Please ignore, resolved now (although I don't know why or how). Strange that things always resolve only after (!) posting to this list. The latter seems to work in magic ways. ;) Rowland, thank you very much for your quick replay!! I was able to ping the forwarder, but i wasn't able to resolve any hostnames on the DCs themselves. After I restarted the samba services, the issue went away. I did some changes to the smb.conf and only applied them via "smbcontrol all reload-config". Seems that a complete service restart was necessary for whatever reason. Thanks again!

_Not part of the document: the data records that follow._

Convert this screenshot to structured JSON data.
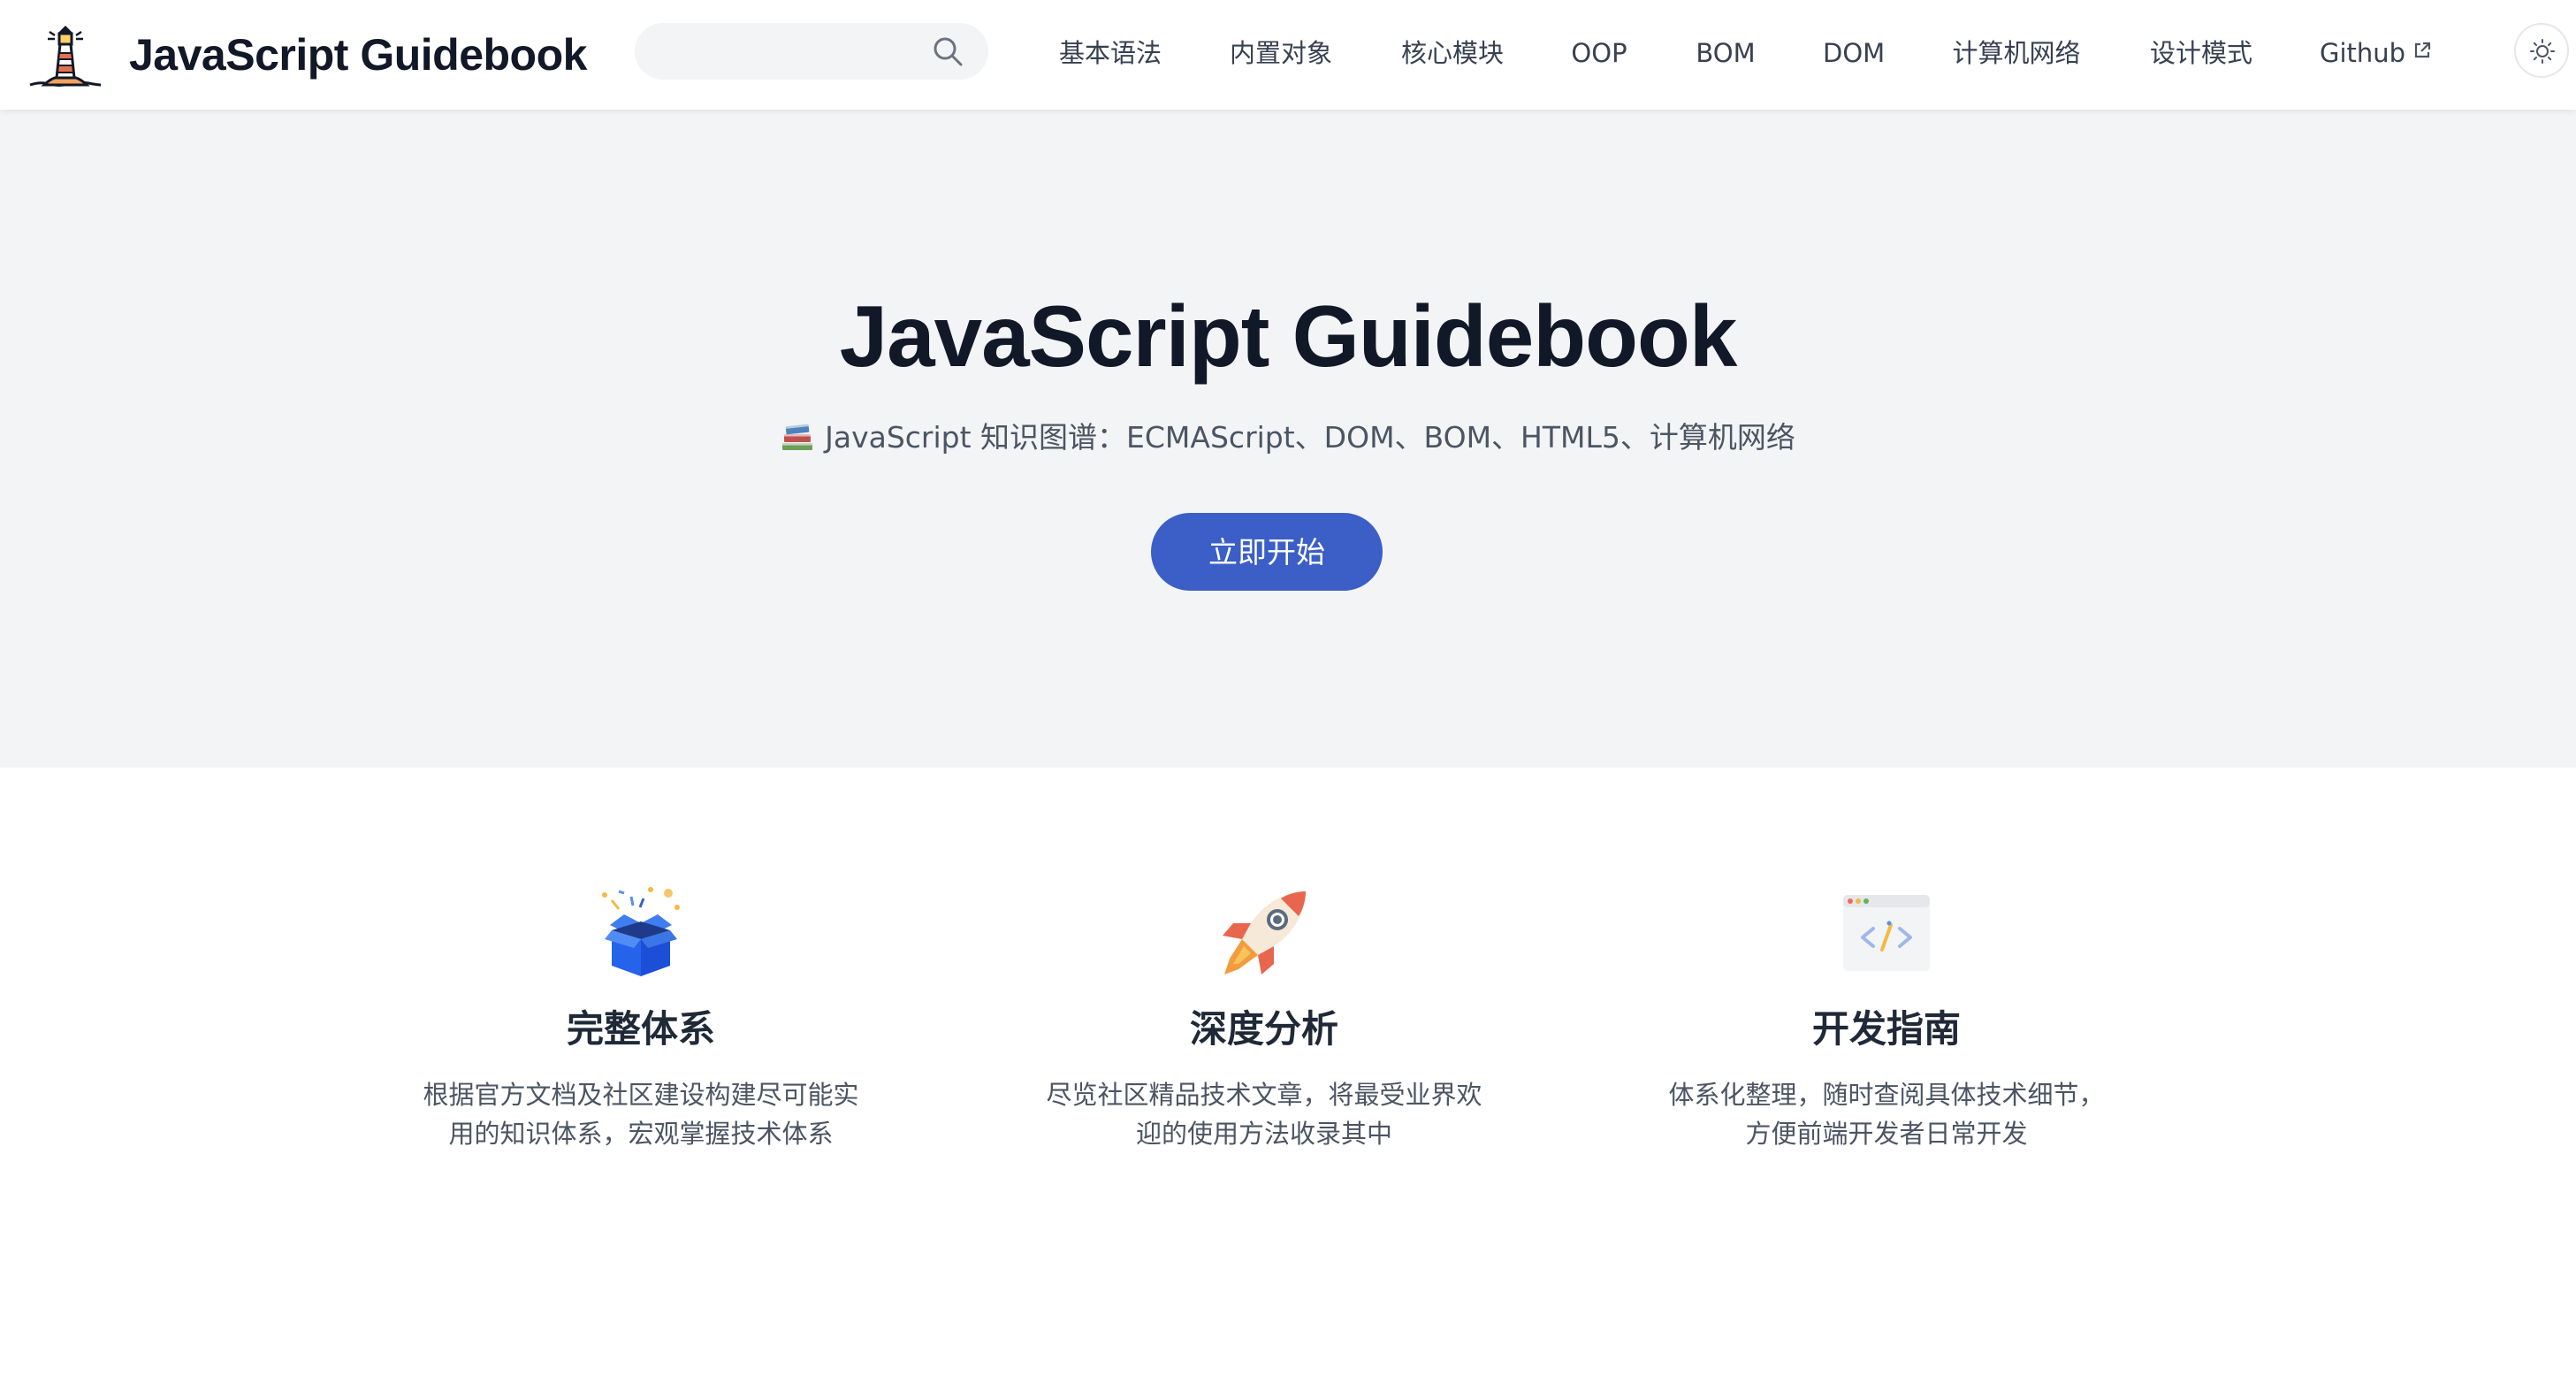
{
  "header": {
    "site_title": "JavaScript Guidebook",
    "logo_icon": "lighthouse-icon",
    "search": {
      "value": "",
      "placeholder": "",
      "icon": "search-icon"
    },
    "nav": [
      {
        "label": "基本语法"
      },
      {
        "label": "内置对象"
      },
      {
        "label": "核心模块"
      },
      {
        "label": "OOP"
      },
      {
        "label": "BOM"
      },
      {
        "label": "DOM"
      },
      {
        "label": "计算机网络"
      },
      {
        "label": "设计模式"
      },
      {
        "label": "Github",
        "icon": "external-link-icon"
      }
    ],
    "theme_toggle_icon": "sun-icon"
  },
  "hero": {
    "title": "JavaScript Guidebook",
    "subtitle_icon": "books-icon",
    "subtitle": "JavaScript 知识图谱：ECMAScript、DOM、BOM、HTML5、计算机网络",
    "cta_label": "立即开始"
  },
  "features": [
    {
      "icon": "gift-box-icon",
      "title": "完整体系",
      "desc_line1": "根据官方文档及社区建设构建尽可能实",
      "desc_line2": "用的知识体系，宏观掌握技术体系"
    },
    {
      "icon": "rocket-icon",
      "title": "深度分析",
      "desc_line1": "尽览社区精品技术文章，将最受业界欢",
      "desc_line2": "迎的使用方法收录其中"
    },
    {
      "icon": "code-window-icon",
      "title": "开发指南",
      "desc_line1": "体系化整理，随时查阅具体技术细节，",
      "desc_line2": "方便前端开发者日常开发"
    }
  ],
  "colors": {
    "accent": "#3b5fc7",
    "hero_background": "#f3f4f6",
    "title_text": "#111827",
    "body_text": "#4b5563"
  }
}
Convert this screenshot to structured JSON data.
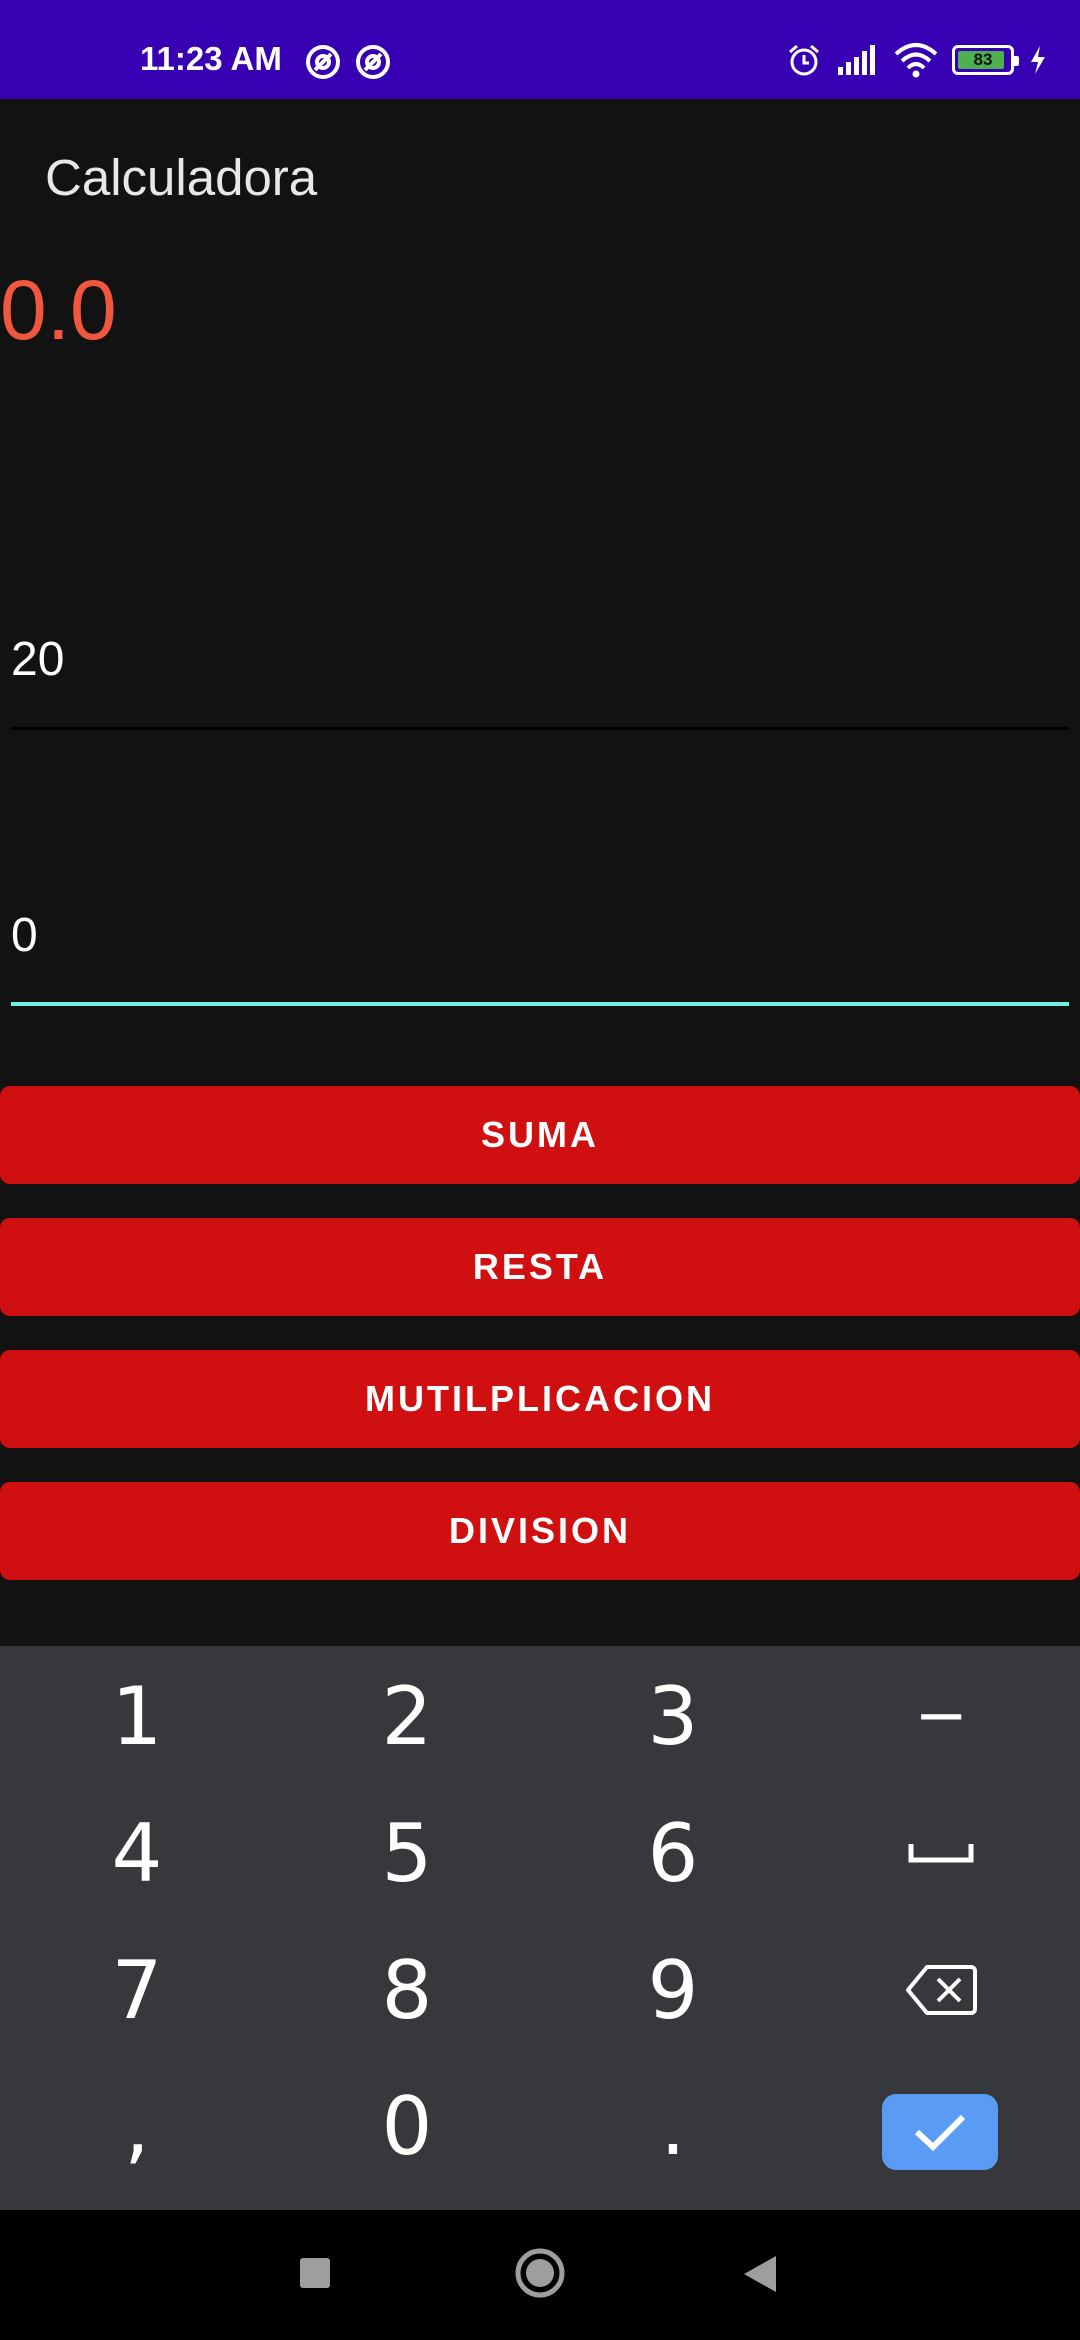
{
  "status_bar": {
    "time": "11:23 AM",
    "battery": "83"
  },
  "app": {
    "title": "Calculadora"
  },
  "result": "0.0",
  "inputs": {
    "first": "20",
    "second": "0"
  },
  "buttons": {
    "suma": "SUMA",
    "resta": "RESTA",
    "multiplicacion": "MUTILPLICACION",
    "division": "DIVISION"
  },
  "keyboard": {
    "keys": [
      "1",
      "2",
      "3",
      "−",
      "4",
      "5",
      "6",
      "7",
      "8",
      "9",
      ",",
      "0",
      "."
    ]
  },
  "colors": {
    "status_bar": "#3700b3",
    "result_text": "#f1573f",
    "button": "#cf0f10",
    "focused_underline": "#6ff0e0",
    "done_key": "#5a9bf5"
  }
}
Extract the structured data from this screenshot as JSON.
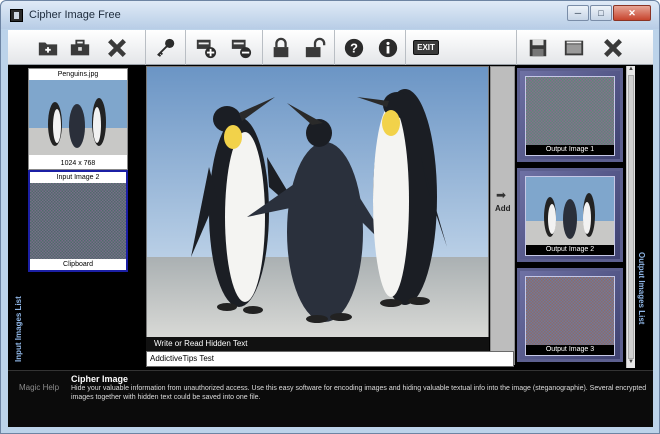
{
  "window": {
    "title": "Cipher Image Free",
    "min": "─",
    "max": "□",
    "close": "✕"
  },
  "toolbar": {
    "buttons": [
      {
        "name": "open-folder",
        "icon": "folder-icon"
      },
      {
        "name": "toolbox",
        "icon": "briefcase-icon"
      },
      {
        "name": "remove-input",
        "icon": "red-x-icon"
      },
      {
        "name": "key",
        "icon": "key-icon"
      },
      {
        "name": "add-text",
        "icon": "note-add-icon"
      },
      {
        "name": "remove-text",
        "icon": "note-remove-icon"
      },
      {
        "name": "lock",
        "icon": "lock-icon"
      },
      {
        "name": "unlock",
        "icon": "unlock-icon"
      },
      {
        "name": "help",
        "icon": "help-icon"
      },
      {
        "name": "info",
        "icon": "info-icon"
      },
      {
        "name": "exit",
        "icon": "exit-icon"
      },
      {
        "name": "save",
        "icon": "floppy-icon"
      },
      {
        "name": "save-as",
        "icon": "window-save-icon"
      },
      {
        "name": "remove-output",
        "icon": "red-x-icon"
      }
    ],
    "exit_label": "EXIT"
  },
  "input_list": {
    "label": "Input Images List",
    "items": [
      {
        "name": "Penguins.jpg",
        "size": "1024 x 768"
      },
      {
        "name": "Input Image 2",
        "footer": "Clipboard"
      }
    ]
  },
  "add_button": {
    "label": "Add"
  },
  "hidden_text": {
    "label": "Write or Read Hidden Text",
    "value": "AddictiveTips Test"
  },
  "output_list": {
    "label": "Output Images List",
    "items": [
      "Output Image 1",
      "Output Image 2",
      "Output Image 3"
    ]
  },
  "bottom": {
    "magic_help": "Magic Help",
    "title": "Cipher Image",
    "description": "Hide your valuable information from unauthorized access. Use this easy software for encoding images and hiding valuable textual info into the image (steganographie). Several encrypted images together with hidden text could be saved into one file."
  }
}
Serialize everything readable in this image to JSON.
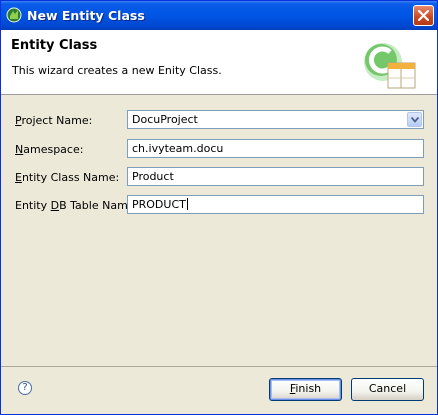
{
  "window": {
    "title": "New Entity Class"
  },
  "header": {
    "title": "Entity Class",
    "description": "This wizard creates a new Enity Class."
  },
  "form": {
    "project_name": {
      "label_ul": "P",
      "label_rest": "roject Name:",
      "value": "DocuProject"
    },
    "namespace": {
      "label_ul": "N",
      "label_rest": "amespace:",
      "value": "ch.ivyteam.docu"
    },
    "entity_class_name": {
      "label_ul": "E",
      "label_rest": "ntity Class Name:",
      "value": "Product"
    },
    "entity_db_table_name": {
      "label_pre": "Entity ",
      "label_ul": "D",
      "label_rest": "B Table Name:",
      "value": "PRODUCT"
    }
  },
  "footer": {
    "help_glyph": "?",
    "finish_ul": "F",
    "finish_rest": "inish",
    "cancel_label": "Cancel"
  }
}
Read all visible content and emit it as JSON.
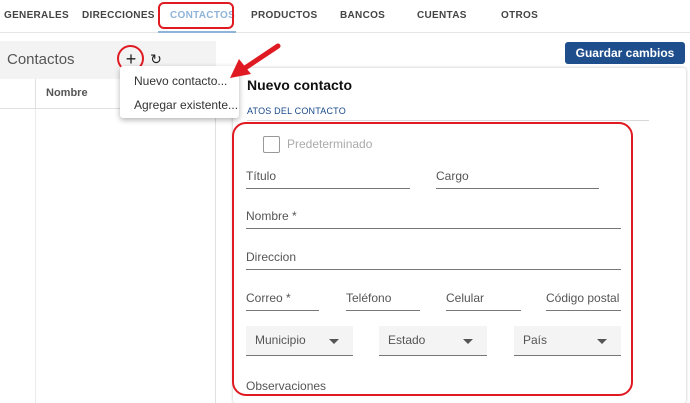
{
  "tabs": [
    {
      "label": "GENERALES"
    },
    {
      "label": "DIRECCIONES"
    },
    {
      "label": "CONTACTOS",
      "active": true
    },
    {
      "label": "PRODUCTOS"
    },
    {
      "label": "BANCOS"
    },
    {
      "label": "CUENTAS"
    },
    {
      "label": "OTROS"
    }
  ],
  "left_panel": {
    "title": "Contactos",
    "add_icon": "+",
    "refresh_icon": "↻",
    "column_name": "Nombre"
  },
  "menu": {
    "items": [
      "Nuevo contacto...",
      "Agregar existente..."
    ]
  },
  "toolbar": {
    "save_label": "Guardar cambios"
  },
  "form": {
    "title": "Nuevo contacto",
    "section": "ATOS DEL CONTACTO",
    "default_label": "Predeterminado",
    "fields": {
      "titulo": "Título",
      "cargo": "Cargo",
      "nombre": "Nombre *",
      "direccion": "Direccion",
      "correo": "Correo *",
      "telefono": "Teléfono",
      "celular": "Celular",
      "codigo_postal": "Código postal"
    },
    "selects": {
      "municipio": "Municipio",
      "estado": "Estado",
      "pais": "País"
    },
    "observaciones": "Observaciones"
  },
  "colors": {
    "accent": "#1f4e8c",
    "active_tab": "#8fb4d9",
    "highlight": "#e01a22"
  }
}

Ole On 29.05.2018 13:59, Rowland Penny via samba wrote:> On Tue, 29 May 2018 13:40:50 +0200 > Ole Traupe via samba <samba at lists.samba.org> wrote: > >> Hi list, >> >> Today, DNS forwarding stopped working for my domain, and I have no >> clue as to why. We are using Samba internal DNS. >> >> It stopped working for one DC on old hardware a couple of days ago. I >> suspected a hard drive issue (bad blocks in DNS related files) and >> wanted to replace the server in the next days. >> >> Today I rebooted the other DC due to maintenance of the host machine, >> and DNS forwarding stopped working there as well. >> >> I am puzzled as everything else seems to be working fine (Windows >> log-ons, file access on a member server). >> >> Where can I look, what can I do? >> >> Please help. This domain is in production and we basically don't have >> any internet now. >> >> Thanks, >> Ole >> >> >> > First post your smb.conf > Can you ping the forwarder from the DC ? > Is anything listening on port 53 on the DC ? > Is anything listening on port 53 on the DC that shouldn't be ? > OS ? > Samba version ? > > Rowland >
On Tue, 29 May 2018 14:05:23 +0200 Ole Traupe via samba <samba at lists.samba.org> wrote:> Please ignore, resolved now (although I don't know why or how). > Strange that things always resolve only after (!) posting to this > list. The latter seems to work in magic ways. ;) > > Rowland, thank you very much for your quick replay!! I was able to > ping the forwarder, but i wasn't able to resolve any hostnames on the > DCs themselves. After I restarted the samba services, the issue went > away. I did some changes to the smb.conf and only applied them via > "smbcontrol all reload-config". Seems that a complete service restart > was necessary for whatever reason. >Hmm, there is a problem with Bind9, if you reload the config, it falls over, everybody pointed at Bind9, but now I am not so sure. Could it be that it is actually a Samba problem ?? Rowland
On 29.05.2018 14:13, Rowland Penny via samba wrote:> On Tue, 29 May 2018 14:05:23 +0200 > Ole Traupe via samba <samba at lists.samba.org> wrote: > >> Please ignore, resolved now (although I don't know why or how). >> Strange that things always resolve only after (!) posting to this >> list. The latter seems to work in magic ways. ;) >> >> Rowland, thank you very much for your quick replay!! I was able to >> ping the forwarder, but i wasn't able to resolve any hostnames on the >> DCs themselves. After I restarted the samba services, the issue went >> away. I did some changes to the smb.conf and only applied them via >> "smbcontrol all reload-config". Seems that a complete service restart >> was necessary for whatever reason. >> > Hmm, there is a problem with Bind9, if you reload the config, it falls > over, everybody pointed at Bind9, but now I am not so sure. Could it be > that it is actually a Samba problem ?? > > Rowland >I am not sure. I am using the internal DNS server. So, a while ago I tried to resolve a completely different issue with DNS (interference by a Windows security software module with TLS encrypted traffic). I tried a different (valid as such) DNS forwarder and apparently entered an incorrect value - and applied that modification via "smbcontrol all reload-config". It did not have an effect, and so I forgot about it. Until restarting my DCs due to different reasons one after the other. Then I found the mistake and corrected it, but again that didn't help - until I realized that I need to restart the service (which was done implicitly via the machine reboot). So basically, I do these things not often enough to remember their peculiarities. However, if DNS resolver changes should apply via "smbcontrol all reload-config", then there clearly is something wrong.